Читаем The Black Swan полностью

Right at the center of it was the scheming Cornish midwife, who had brought both Belinda and me into the world. Mrs. Polhenny, self-righteous and fanatically religious, had had a daughter Leah, and Leah, while working for the family of French émigrés to which Celeste and her brother Jean Pascal belonged, had become pregnant ... as it turned out later by Jean Pascal. Mrs. Polhenny was understandably horrified that, after all her preaching in the neighborhood, this should happen to her own daughter. So she made a devious plan. There was in the neighborhood a crazy woman named Jenny Stubbs who had once had a child who had died, and ever after Jenny suffered from the delusion of thinking she was about to have another. Mrs. Polhenny planned to take Jenny into her home at the time of Leah’s confinement and, when Leah’s child was born, pretend that it was Jenny’s. She was greatly aided in this by circumstances. Indeed she would not have been able to carry it out, nor would it have occurred to her to do so, if the scene had not been set for her.

Meanwhile my mother was about to give birth to me at Cador, the big house of the neighborhood, and Mrs. Polhenny was to act as midwife. My mother died and, as I was not expected to live, it then occurred to Mrs. Polhenny that it would be sensible to put me with Jenny and have Leah’s child take my place at Cador, thus giving Leah’s daughter opportunities which she would not otherwise have.

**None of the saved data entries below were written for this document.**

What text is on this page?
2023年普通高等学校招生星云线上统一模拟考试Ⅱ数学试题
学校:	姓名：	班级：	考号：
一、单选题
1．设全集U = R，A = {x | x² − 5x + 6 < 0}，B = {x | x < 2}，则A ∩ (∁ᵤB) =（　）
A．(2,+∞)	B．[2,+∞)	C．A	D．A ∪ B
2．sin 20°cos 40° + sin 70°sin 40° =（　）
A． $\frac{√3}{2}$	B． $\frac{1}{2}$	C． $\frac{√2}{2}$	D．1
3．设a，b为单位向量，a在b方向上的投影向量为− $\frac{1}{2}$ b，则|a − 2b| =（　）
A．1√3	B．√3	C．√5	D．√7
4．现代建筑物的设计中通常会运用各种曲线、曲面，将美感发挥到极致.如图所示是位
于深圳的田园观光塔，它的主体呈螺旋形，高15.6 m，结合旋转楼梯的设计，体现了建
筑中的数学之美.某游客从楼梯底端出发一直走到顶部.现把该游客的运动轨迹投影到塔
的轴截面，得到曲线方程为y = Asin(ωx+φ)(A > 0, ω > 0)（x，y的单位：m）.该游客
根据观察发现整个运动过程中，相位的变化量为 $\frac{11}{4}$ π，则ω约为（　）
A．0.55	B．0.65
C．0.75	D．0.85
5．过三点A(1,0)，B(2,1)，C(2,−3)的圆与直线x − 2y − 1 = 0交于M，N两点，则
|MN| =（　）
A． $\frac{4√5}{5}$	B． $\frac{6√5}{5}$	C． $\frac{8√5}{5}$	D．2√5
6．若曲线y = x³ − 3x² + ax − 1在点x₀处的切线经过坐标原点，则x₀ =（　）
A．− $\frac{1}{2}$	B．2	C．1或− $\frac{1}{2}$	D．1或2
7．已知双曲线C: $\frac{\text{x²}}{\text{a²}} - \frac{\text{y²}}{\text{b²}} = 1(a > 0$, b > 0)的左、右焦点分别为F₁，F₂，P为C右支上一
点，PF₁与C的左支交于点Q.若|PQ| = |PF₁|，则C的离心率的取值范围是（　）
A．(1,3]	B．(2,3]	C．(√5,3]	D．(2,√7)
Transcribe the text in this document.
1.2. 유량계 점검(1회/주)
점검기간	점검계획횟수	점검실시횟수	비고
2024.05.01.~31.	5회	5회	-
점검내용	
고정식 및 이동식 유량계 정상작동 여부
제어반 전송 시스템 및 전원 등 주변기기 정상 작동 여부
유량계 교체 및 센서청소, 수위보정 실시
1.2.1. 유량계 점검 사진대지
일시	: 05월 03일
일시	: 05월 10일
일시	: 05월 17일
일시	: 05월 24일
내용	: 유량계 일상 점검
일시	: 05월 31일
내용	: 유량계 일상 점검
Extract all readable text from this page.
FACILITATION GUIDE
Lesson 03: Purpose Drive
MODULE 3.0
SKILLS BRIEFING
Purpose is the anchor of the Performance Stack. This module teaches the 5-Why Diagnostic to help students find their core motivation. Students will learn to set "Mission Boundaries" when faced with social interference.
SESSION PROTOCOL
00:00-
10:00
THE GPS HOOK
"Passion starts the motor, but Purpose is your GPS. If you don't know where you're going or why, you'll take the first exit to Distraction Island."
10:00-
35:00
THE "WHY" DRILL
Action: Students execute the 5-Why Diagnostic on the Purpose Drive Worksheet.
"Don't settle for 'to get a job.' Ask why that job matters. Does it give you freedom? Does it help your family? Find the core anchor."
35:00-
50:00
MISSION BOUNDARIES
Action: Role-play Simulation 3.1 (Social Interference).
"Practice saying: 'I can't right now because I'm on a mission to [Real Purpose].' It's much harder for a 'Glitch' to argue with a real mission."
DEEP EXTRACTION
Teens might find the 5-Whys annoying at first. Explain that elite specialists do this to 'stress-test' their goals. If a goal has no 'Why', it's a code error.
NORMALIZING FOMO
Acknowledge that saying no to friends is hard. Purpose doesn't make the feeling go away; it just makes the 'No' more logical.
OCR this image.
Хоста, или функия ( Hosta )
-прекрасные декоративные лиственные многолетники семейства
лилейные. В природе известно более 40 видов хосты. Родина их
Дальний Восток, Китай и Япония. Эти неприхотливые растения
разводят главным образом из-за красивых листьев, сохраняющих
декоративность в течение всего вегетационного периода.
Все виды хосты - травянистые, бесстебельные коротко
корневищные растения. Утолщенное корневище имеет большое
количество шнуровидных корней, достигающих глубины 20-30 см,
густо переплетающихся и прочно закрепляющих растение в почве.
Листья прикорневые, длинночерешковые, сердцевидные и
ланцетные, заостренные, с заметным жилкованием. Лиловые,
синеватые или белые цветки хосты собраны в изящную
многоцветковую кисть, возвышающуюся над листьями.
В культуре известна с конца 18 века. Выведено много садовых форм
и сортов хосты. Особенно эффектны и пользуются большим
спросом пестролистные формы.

This she managed successfully to achieve; and Leah, wanting to be with her child, became nurse to Belinda, while I spent my first years in Jenny Stubbs’s cottage. My sister Rebecca came into the story here. Rebecca always had a strong feeling for me. She used to say that it was our dead mother guiding her. I do not know about that but I was aware that, from the beginning, there was a strong bond of affection between us, and it was almost as though some strange influence was watching over me, for when Jenny died, Rebecca insisted on bringing me into the Cador nurseries to be brought up there. The circumstances of Jenny’s death and the insistence of Rebecca, and the indulgence of her family, made this possible. Rebecca keeps a diary as the women of our family often do. It is a tradition. Rebecca says when I am older she will let me read it and I shall understand more fully how this all came about.

What I already knew was that Tom Marner wanted to marry Leah and take her to Australia and, as she could not be parted from her daughter, Belinda, she confessed to what had happened.

What a turmoil that made! Especially to my father and to me. From that time the relationship between us had changed. I had a feeling that he wanted to make up for all the years that he had been unaware that he was my father.

We seemed to have become indispensable to each other. Celeste never showed any resentment toward me and, with a rather sad resignation, she accepted his devotion to me which far exceeded his feelings for her. He had loved my mother single-mindedly and obsessively even though she was long since dead for she had died giving birth to me-and he had never recovered from the loss. No one could replace her. Over the years I had come closer than anyone to doing that. I suppose because I was part of her-her daughter and his.

His feelings toward my half sister Rebecca had mellowed in time, but I was sure that he always remembered that, though she was my mother’s daughter, she was not his; and he could not bear the thought of my mother’s first marriage. So I was the one he turned to.